Israel is the fourth happiest country in the world, according to a report produced by the U.N.-affiliated Sustainable Development Solutions Network.
Based on Gallup World Poll data, the study leverages six key factors to help explain variation in self-reported levels of happiness across the world: social support, income, health, freedom, generosity and absence of corruption.
The report was released on Monday to mark the International Day of Happiness, which was established when the U.N. General Assembly adopted Resolution 66/281 in June 2012.
The report named Finland the happiest country in the world for the sixth consecutive year, followed by Denmark, Iceland, Israel and the Netherlands.
This year’s Happiness Report found that despite several overlapping crises, most populations around the world continue to be remarkably resilient, with global life satisfaction averages in the COVID-19 years 2020-2022 just as high as pre-pandemic.
“The happiness movement shows that well-being is not a ‘soft’ and ‘vague’ idea but rather focuses on areas of life of critical importance: material conditions, mental and physical wealth, personal virtues and good citizenship,” said Prof.

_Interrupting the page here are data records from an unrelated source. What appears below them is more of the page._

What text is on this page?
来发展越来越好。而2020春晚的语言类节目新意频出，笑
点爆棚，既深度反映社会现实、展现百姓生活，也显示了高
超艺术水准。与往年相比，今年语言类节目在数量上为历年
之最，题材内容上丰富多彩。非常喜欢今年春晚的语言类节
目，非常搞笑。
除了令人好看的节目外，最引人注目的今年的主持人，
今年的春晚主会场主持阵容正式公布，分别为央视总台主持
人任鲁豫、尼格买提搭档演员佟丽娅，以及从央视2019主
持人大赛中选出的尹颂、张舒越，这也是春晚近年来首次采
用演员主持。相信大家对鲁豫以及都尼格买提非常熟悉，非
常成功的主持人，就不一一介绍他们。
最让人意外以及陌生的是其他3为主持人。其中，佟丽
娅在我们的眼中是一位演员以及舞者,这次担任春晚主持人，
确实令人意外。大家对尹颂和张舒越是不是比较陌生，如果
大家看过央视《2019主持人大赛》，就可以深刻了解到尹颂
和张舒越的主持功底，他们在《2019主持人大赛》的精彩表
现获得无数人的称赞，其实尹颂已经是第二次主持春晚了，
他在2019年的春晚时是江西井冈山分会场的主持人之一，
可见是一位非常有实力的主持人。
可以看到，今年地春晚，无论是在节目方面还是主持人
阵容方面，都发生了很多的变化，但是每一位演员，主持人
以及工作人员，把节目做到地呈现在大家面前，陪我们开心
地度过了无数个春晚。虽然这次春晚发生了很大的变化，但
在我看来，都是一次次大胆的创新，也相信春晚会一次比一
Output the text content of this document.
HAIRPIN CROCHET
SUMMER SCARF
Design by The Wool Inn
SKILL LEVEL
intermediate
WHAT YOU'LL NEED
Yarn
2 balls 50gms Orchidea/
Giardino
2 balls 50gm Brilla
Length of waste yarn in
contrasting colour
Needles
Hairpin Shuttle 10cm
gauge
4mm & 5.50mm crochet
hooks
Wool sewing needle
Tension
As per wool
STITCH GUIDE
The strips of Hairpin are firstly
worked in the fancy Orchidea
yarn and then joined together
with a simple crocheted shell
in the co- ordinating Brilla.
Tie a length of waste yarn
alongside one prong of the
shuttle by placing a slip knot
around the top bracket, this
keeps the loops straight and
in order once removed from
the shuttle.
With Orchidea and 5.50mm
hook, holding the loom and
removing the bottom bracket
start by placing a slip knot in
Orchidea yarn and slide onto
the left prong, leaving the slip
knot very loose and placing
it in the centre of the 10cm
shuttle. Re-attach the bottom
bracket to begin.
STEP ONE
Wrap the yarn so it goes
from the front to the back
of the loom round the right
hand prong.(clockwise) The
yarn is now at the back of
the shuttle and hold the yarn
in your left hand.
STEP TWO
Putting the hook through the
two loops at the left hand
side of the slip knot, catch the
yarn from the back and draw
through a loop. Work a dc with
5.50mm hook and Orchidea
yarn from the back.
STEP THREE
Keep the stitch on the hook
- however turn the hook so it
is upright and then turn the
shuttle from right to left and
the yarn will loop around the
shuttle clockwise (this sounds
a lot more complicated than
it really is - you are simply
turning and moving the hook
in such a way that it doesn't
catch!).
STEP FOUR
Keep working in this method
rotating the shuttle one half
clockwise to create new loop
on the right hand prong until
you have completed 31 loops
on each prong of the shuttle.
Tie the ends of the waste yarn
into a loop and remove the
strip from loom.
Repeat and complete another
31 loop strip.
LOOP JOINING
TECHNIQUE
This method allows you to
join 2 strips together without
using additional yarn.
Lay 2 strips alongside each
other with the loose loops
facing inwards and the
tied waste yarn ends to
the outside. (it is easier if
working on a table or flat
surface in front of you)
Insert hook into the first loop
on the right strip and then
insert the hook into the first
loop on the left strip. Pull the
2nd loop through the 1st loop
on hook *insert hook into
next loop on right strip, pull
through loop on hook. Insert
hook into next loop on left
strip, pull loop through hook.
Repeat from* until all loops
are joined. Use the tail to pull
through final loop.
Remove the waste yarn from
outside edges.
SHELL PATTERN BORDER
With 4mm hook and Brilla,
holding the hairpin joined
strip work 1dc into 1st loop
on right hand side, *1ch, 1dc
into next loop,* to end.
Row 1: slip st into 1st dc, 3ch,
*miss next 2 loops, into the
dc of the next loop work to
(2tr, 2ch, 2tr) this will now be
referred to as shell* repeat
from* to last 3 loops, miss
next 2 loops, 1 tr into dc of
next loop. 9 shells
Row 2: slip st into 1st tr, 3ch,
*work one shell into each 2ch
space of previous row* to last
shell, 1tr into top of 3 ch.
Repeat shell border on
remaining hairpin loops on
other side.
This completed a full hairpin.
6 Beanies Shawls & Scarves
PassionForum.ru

Jeffrey D. Sachs, director of the Center for Sustainable Development at Columbia University, who worked on the study.
“We need to turn this wisdom into practical results to achieve more peace, prosperity, trust, civility—and yes, happiness—in our societies,” he added.
Afghanistan and Lebanon were the two unhappiest countries in the survey, with average life evaluations more than five points lower (on a scale running from 0 to 10) than in the 10 happiest countries.
Rounding out the top 10 countries on the list were Sweden, Norway, Switzerland, Luxembourg and New Zealand.
The United States ranked 15th, Britain 19th and France 21st.
Israel placed ninth in last year’s report.